One wishes one could bring Bury forward in time to see what passes for reason hath wrought; a thought police more authoritarian, more delusional, and more in conflict with reality than any of the religious opponents of the freedom of thought ever were. Bury’s unjustified faith in the power of reason is a fascinating precursor to the complete inability of the modern irreligious to grasp the connection between Christianity and many of the aspects of Western civilization that they value, as well as their willingness to blithely saw off the branches of the tree on which they are sitting.

The struggle of reason against authority has ended in what appears now to be a decisive and permanent victory for liberty. In the most civilized and progressive countries, freedom of discussion is recognized as a fundamental principle. In fact, we may say it is accepted as a test of enlightenment, and the man in the street is forward in acknowledging that countries like Russia and Spain, where opinion is more or less fettered, must on that account be considered less civilized than their neighbours. All intellectual people who count take it for granted that there is no subject in heaven or earth which ought not to be investigated without any deference or reference to theological assumptions. No man of science has any fear of publishing his researches, whatever consequences they may involve for current beliefs. Criticism of religious doctrines and of political and social institutions is free. Hopeful people may feel confident that the victory is permanent; that intellectual freedom is now assured to mankind as a possession for ever; that the future will see the collapse of those forces which still work against it and its gradual diffusion in the more backward parts of the earth. Yet history may suggest that this prospect is not assured. Can we be certain that there may not come a great set-back? For freedom of discussion and speculation was, as we saw, fully realized in the Greek and Roman world, and then an unforeseen force, in the shape of Christianity, came in and laid chains upon the human mind and suppressed freedom and imposed upon man a weary struggle to recover the freedom which he had lost. Is it not conceivable that something of the same kind may occur again? that some new force, emerging from the unknown, may surprise the world and cause a similar set-back?
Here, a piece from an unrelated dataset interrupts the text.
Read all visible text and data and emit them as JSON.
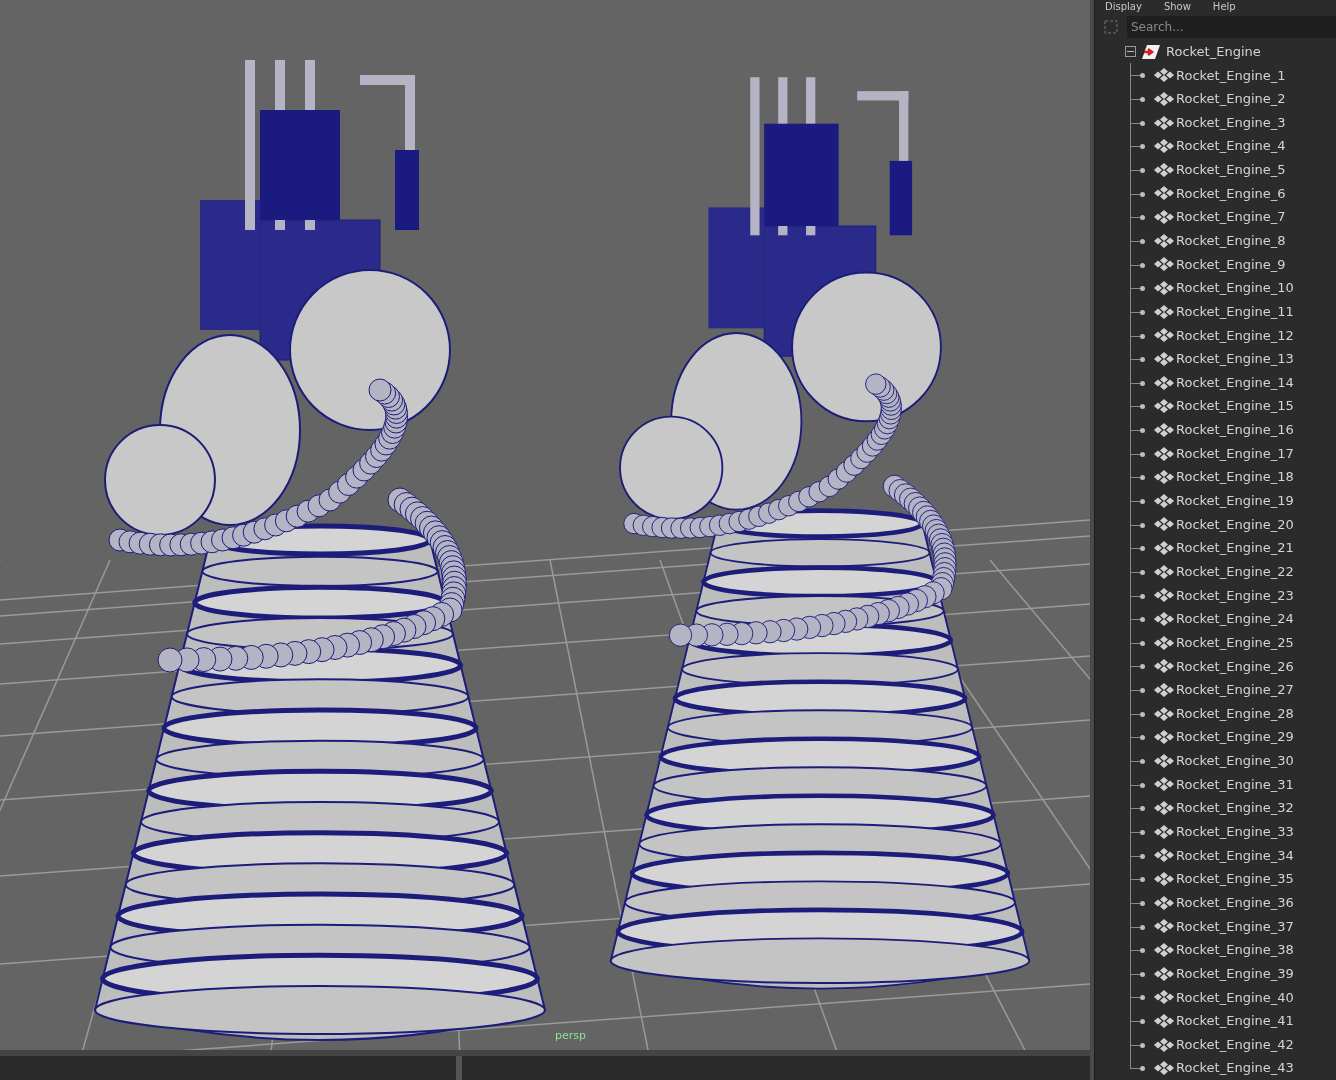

The possibility cannot be denied, but there are some considerations which render it improbable (apart from a catastrophe sweeping away European culture). There are certain radical differences between the intellectual situation now and in antiquity. The facts known to the Greeks about the nature of the physical universe were few. Much that was taught was not proved. Compare what they knew and what we know about astronomy and geography—to take the two branches in which (besides mathematics) they made most progress. When there were so few demonstrated facts to work upon, there was the widest room for speculation. Now to suppress a number of rival theories in favour of one is a very different thing from suppressing whole systems of established facts. If one school of astronomers holds that the earth goes round the sun, another that the sun goes round the earth, but neither is able to demonstrate its proposition, it is easy for an authority, which has coercive power, to suppress one of them successfully. But once it is agreed by all astronomers that the earth goes round the sun, it is a hopeless task for any authority to compel men to accept a false view. In short, because she is in possession of a vast mass of ascertained facts about the nature of the universe, reason holds a much stronger position now than at the time when Christian theology led her captive.

All these facts are her fortifications. Again, it is difficult to see what can arrest the continuous progress of knowledge in the future. In ancient times this progress depended on a few; nowadays, many nations take part in the work. A general conviction of the importance of science prevails to-day, which did not prevail in Greece. And the circumstance that the advance of material civilization depends on science is perhaps a practical guarantee that scientific research will not come to an abrupt halt. In fact science is now a social institution, as much as religion.

I wonder if Bury would revise his conclusions in light of the “social construct” school of denial, which has produced everything from the “science” of anthropogenic global warming to multiplying sexes. Considering how ready the SJWs are to deny that a man is, in fact, a man, it is not at all hard to imagine that they would be every bit as willing to compel men to accept a false view of the sun rotating around the earth.

SJWism is the revival of the blasphemy concept, but it is far more dangerous than the religious laws ever were because it lacks a textual anchor. At least with religion, you always knew what blasphemy was and could readily avoid committing it. With the current thought police, they will inform you of your offenses after you have committed them, and neither ignorance of the law nor its previous nonexistence will provide you with any defense.